İmzalayan eski Türkiye'ydi dedik.
Yeni Türkiye, o anlaşmanın üzerinden 20 yıl geçmesini beklemek zorundaydı.
Mayıs 2015'te 20 yıl dolunca anlaşmayı Brüksel'e gönderdik, "bunu güncelleyin" dedik.

Türkiye aleyhine düzenlenen maddelerin tamiratını talep ettik. Müzakere için tarih olarak 2017'yi verdiler.

2015 Mayıs'ından bu yana Suriyeli mülteciler AB'nin başına dert oldu. O arada kapımızı çaldılar. Bir anlaşma da mülteciler için yapıldı.
Eski Türkiye yoktu, müzakere masasına eşit şartlarda oturan bir Türkiye vardı.
Suriyelileri Avrupa'ya göndermeyeceksek, onların bakımları için gereken parayı o anlaşmada talep ettik. 3 milyar Euro artı 3 milyar daha olmak üzere toplam 6 milyar Euro'nun ödenmesine "evet" dediler.

Vize muafiyetini 2013'ten bu yana sallantıda bırakıyorlardı. Masaya eşit şartlarda oturunca, Türk vatandaşlarına Şengen yolunu açan muafiyet maddesinin altını da imzaladılar. Üstüne AB ile müzakerelerde açılmayan fasılların derhal açılmasına yönelik talebe de "hay hay" dediler.

Taahhütlerini yerine getirdiler mi?
Hayır getirmediler.
6 milyar Euro'nun 10'a birini verdiler.
Geri kalan 5 milyar 400 bin Euro hala ödenmedi.

2 fasıl açtılar sonra müzakereleri komple dondurmakla tehdit ettiler.
Vize muafiyetini iki kez daha erteleyip, rafa kaldırmaya kalktılar.

Bu iki yıllık süreçte istemedikleri, "aman sakın olmasın" dedikleri ne kadar şey varsa Türkiye'de hepsi gerçekleştirildi.
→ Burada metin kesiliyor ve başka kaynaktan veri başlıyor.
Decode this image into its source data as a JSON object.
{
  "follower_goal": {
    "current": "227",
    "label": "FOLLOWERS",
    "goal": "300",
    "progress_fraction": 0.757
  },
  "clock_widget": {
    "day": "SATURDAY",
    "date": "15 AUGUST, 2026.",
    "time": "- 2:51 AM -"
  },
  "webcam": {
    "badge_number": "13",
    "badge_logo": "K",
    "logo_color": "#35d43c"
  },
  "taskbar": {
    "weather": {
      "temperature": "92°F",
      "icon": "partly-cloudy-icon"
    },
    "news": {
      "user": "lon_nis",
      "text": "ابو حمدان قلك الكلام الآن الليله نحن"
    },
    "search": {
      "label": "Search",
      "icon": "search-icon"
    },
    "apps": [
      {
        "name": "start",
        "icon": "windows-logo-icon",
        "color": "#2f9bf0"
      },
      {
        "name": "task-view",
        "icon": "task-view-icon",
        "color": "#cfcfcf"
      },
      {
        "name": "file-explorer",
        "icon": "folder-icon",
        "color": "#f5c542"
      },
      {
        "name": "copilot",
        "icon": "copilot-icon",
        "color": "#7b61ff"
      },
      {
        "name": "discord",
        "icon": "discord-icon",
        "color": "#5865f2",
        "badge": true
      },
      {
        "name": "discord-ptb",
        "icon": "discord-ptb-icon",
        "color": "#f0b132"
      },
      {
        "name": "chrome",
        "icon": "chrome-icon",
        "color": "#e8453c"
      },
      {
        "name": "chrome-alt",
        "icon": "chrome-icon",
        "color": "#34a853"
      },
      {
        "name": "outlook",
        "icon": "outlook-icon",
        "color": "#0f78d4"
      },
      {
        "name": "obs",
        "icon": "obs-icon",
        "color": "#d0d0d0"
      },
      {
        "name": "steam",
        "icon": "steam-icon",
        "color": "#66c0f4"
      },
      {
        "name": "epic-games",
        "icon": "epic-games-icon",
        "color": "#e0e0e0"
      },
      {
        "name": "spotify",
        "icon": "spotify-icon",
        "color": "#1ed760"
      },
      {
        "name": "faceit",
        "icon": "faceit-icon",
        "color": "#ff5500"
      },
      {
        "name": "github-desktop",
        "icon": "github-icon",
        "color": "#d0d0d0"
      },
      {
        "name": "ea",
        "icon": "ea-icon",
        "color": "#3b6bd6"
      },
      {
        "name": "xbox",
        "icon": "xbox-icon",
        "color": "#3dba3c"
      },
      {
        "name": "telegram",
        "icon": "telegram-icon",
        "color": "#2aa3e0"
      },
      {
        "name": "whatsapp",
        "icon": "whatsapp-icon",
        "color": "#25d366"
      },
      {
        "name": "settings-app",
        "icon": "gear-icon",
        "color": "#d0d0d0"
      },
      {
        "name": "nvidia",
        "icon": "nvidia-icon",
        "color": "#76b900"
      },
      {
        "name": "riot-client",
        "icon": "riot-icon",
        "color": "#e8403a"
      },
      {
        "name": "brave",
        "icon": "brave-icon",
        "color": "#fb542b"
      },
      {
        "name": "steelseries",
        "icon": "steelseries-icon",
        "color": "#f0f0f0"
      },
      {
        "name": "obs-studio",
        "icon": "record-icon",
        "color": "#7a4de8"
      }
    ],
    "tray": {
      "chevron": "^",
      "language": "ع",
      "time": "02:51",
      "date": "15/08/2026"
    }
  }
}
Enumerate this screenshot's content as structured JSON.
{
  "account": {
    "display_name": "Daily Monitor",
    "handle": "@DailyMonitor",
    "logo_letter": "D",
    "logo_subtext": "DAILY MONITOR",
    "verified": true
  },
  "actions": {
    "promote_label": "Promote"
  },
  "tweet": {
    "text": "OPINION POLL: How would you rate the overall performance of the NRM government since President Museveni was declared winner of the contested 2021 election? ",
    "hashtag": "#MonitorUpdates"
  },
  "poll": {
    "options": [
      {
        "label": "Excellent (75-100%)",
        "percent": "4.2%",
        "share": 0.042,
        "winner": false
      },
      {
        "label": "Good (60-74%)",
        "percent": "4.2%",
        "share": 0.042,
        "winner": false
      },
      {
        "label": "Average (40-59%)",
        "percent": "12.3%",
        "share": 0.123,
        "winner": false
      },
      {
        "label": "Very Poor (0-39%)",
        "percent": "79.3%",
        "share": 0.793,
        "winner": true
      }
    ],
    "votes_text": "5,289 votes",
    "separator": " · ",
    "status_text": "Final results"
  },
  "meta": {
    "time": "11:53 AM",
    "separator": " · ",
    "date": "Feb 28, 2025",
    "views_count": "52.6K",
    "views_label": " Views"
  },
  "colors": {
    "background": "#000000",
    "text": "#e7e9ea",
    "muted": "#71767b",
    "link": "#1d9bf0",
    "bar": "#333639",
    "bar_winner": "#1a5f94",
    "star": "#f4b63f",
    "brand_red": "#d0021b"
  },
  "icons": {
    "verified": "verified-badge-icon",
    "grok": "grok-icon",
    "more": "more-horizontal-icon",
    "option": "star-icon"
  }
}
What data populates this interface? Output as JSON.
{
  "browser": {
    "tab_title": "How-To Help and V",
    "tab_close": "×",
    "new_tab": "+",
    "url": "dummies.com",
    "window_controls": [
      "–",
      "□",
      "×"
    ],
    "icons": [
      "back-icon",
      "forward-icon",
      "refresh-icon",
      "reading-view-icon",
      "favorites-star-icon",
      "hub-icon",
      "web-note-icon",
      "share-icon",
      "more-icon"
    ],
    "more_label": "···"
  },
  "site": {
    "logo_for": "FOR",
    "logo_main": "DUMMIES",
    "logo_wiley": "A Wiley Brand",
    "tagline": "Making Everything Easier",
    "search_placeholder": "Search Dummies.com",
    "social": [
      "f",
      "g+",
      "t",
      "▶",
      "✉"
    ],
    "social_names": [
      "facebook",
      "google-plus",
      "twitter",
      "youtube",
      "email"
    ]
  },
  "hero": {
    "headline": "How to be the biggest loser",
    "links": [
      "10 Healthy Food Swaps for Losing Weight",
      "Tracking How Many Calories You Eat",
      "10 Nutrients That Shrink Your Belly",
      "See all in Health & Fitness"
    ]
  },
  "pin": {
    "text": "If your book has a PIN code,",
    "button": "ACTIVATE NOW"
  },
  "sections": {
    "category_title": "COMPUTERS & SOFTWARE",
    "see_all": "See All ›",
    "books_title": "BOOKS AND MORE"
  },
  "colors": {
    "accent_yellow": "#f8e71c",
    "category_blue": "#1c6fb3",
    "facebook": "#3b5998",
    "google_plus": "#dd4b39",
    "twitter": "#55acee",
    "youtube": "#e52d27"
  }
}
En son 16 Nisan'da anayasa değiştirildi, resmen şoka girdiler.

Casusları, ajanları yıllardır cirit atardı, şimdi anında enselenip, kodese tıkıldılar.
Terörle mücadele etmeyin diye tehdit ettiler, PKK ile de FETÖ ile de ölümüne mücadele verildi.
Bunları yapıyoruz diye tehdit üstüne tehdit ettiler, "vız gelir" yanıtını aldılar.
Türkiye'ye istedikleri her şeyi dayatırlardı artık dayatamaz hale geldiler.

Mülteci anlaşmasını unutturmaya çalışırlarken, bu kez "hadi şu gümrük birliği defterini açalım, artık" dedik. Şimdi kara kara düşünüyorlar, demokrasi, insan hakları, gazeteciler, terörle mücadele, vs laf kalabalıklarıyla gümrük birliği anlaşmasının güncellenme sürecini bloke etmeye çalışıyorlar.

Ama nafile.
Mülteci anlaşmasının taahhütlerine uymuyorlar, uymasınlar hiç önemli değil.
Gümrük birliğini güncellemeye yanaşmıyorlar, yanaşmasınlar hiç önemli değil.
Ne kadar sümen altı etseler de imzalar atıldı, her şeyin bir bedeli, karşılığı var, karşılarında da otur deyince oturan, git deyince git bir Türkiye değil, tüm saldırılarına tüm tehditlerine karşı "hodri meydan" diyen bir Türkiye var.
Zaten bir türlü alışamadıkları, kabullenemedikleri, hazmedemedikleri mesele de bu.